The plugin currently queries the pipeline upstream to figure out the batch-size with 1 being the minimum. So if you use two sources in your pipeline, the yolo plugin would use batch-size 2 and create an engine for the same. Currently, there is no support for temporal batching, i.e using batch sizes greater than 1 with just a single source.
Hi NvCJR, does the batch size need to equal the number of streams exactly? If I have 2 streams being processed does the engine need to be built with a batch size of 2? What are the consequences of building an engine with batch size of 4 and only processing 2 streams?
What I’m getting at is I want to have the engines prebuilt for deployment, but I cannot always be sure how many streams will be loaded. So am I best off pre-building an array of engines set for different batch sizes?

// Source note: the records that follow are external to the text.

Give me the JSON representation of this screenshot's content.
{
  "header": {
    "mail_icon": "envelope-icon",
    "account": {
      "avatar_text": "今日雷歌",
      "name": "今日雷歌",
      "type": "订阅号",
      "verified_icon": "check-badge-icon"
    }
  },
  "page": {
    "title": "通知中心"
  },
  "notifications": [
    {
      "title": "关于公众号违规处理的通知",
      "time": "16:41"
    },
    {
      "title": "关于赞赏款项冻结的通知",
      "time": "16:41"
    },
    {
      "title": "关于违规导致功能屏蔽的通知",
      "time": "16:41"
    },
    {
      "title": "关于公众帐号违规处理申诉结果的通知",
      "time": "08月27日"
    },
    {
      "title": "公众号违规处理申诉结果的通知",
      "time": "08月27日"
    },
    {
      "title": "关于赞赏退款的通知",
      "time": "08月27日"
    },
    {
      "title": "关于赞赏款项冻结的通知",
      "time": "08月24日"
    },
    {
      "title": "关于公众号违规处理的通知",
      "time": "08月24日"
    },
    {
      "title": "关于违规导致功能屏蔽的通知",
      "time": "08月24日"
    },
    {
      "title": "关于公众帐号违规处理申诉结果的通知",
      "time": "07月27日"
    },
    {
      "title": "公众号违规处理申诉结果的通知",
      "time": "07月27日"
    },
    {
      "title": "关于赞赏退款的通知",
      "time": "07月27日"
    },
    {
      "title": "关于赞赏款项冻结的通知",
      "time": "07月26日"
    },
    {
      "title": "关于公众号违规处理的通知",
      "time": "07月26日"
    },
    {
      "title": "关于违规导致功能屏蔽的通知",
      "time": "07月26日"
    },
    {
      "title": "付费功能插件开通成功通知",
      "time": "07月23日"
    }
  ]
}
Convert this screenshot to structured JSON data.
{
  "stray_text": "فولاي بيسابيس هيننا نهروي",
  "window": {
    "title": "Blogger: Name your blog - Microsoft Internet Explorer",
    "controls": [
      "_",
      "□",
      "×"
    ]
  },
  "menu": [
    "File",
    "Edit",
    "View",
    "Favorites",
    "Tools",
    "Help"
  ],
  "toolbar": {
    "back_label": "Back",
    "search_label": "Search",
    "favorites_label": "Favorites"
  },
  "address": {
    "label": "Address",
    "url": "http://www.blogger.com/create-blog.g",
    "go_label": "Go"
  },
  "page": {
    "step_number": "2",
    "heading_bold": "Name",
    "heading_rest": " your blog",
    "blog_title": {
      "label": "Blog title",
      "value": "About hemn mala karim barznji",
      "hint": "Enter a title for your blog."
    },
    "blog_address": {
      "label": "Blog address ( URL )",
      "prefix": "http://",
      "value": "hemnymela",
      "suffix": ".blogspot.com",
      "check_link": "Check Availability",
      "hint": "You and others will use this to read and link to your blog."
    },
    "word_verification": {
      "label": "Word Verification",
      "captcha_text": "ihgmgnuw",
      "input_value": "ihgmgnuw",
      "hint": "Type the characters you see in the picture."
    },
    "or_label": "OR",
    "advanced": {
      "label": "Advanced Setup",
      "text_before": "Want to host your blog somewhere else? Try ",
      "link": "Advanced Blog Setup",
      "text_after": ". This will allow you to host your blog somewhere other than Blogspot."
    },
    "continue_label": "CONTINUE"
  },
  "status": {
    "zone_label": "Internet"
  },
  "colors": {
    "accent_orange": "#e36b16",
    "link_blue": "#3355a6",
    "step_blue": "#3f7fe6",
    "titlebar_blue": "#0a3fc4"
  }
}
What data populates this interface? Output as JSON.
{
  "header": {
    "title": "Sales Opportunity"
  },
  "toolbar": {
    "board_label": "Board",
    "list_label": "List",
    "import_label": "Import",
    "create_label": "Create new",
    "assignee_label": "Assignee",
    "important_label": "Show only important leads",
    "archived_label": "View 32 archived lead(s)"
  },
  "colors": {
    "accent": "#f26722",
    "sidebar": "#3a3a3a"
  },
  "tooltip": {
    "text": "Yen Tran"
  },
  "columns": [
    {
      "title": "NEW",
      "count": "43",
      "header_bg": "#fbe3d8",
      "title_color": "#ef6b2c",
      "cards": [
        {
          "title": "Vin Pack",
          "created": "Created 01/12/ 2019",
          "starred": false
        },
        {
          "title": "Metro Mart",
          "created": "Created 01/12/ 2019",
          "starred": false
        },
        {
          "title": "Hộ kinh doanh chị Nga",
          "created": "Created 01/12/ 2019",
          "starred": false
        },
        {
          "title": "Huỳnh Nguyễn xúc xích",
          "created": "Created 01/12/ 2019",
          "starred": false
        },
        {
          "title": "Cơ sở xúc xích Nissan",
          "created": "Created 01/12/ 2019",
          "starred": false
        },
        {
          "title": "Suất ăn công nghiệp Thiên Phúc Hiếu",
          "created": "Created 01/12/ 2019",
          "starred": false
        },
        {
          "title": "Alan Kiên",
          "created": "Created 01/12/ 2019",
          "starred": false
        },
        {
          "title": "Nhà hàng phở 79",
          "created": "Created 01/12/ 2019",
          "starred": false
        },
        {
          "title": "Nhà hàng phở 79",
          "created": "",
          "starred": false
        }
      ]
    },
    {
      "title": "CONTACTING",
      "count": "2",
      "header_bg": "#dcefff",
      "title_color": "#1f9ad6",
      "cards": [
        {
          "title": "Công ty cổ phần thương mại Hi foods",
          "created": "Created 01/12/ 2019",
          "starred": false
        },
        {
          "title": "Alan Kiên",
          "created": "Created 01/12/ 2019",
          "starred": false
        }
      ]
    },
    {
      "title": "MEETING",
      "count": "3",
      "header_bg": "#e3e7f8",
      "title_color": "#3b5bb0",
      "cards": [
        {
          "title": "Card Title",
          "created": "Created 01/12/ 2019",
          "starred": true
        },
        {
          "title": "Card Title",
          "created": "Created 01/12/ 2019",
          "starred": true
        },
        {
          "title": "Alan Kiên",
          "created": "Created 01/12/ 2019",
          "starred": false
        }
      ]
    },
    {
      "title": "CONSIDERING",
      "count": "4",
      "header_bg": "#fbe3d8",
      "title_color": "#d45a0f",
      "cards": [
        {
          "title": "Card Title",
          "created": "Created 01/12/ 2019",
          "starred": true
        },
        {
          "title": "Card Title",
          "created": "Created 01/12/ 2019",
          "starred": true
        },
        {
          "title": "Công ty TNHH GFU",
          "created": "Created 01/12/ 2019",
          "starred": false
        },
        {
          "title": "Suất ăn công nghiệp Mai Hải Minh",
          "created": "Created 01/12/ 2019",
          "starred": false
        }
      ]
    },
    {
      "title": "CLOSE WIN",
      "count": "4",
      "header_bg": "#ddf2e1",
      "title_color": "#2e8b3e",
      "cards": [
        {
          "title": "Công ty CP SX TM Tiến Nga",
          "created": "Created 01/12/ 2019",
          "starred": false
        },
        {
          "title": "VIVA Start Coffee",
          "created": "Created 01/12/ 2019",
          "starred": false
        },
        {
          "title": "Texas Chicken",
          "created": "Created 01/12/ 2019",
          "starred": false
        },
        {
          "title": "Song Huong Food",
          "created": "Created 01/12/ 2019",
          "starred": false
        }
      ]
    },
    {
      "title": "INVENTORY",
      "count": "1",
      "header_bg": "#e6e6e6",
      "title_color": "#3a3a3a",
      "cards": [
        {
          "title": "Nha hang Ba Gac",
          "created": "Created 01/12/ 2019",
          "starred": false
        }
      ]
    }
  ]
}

What are the consequences of building an engine with batch size of 4 and only processing 2 streams?
You can process 2 streams with an engine that has been built with max batch size of 4. Although it depends on the network and how TRT optimizes it, you shouldn’t see a big diff in perf if you use a lower batch size than what the engine was built for.
What I’m getting at is I want to have the engines prebuilt for deployment, but I cannot always be sure how many streams will be loaded. So am I best off pre-building an array of engines set for different batch sizes?
You can try a simple experiment to check if this affects you. Build an engine for batch size 128 (or a num suitable for you use case). Check what’s the perf if you use it for the lowest possible batch size in your use case (or batch size 1). You can then check perf with an engine with the lowest possible batch size too(like 1), and compare the difference. From an accuracy point of the view, there should be no change.
Also, can you explain temporal batching please?
For a single stream use case, you can set streammux timeout property to -1, to fill a batch completely before pushing it downstream. So if you set batch-size to 4 when only a single stream is being used, the muxer will wait until 4 frames have arrived before pushing the batch downstream.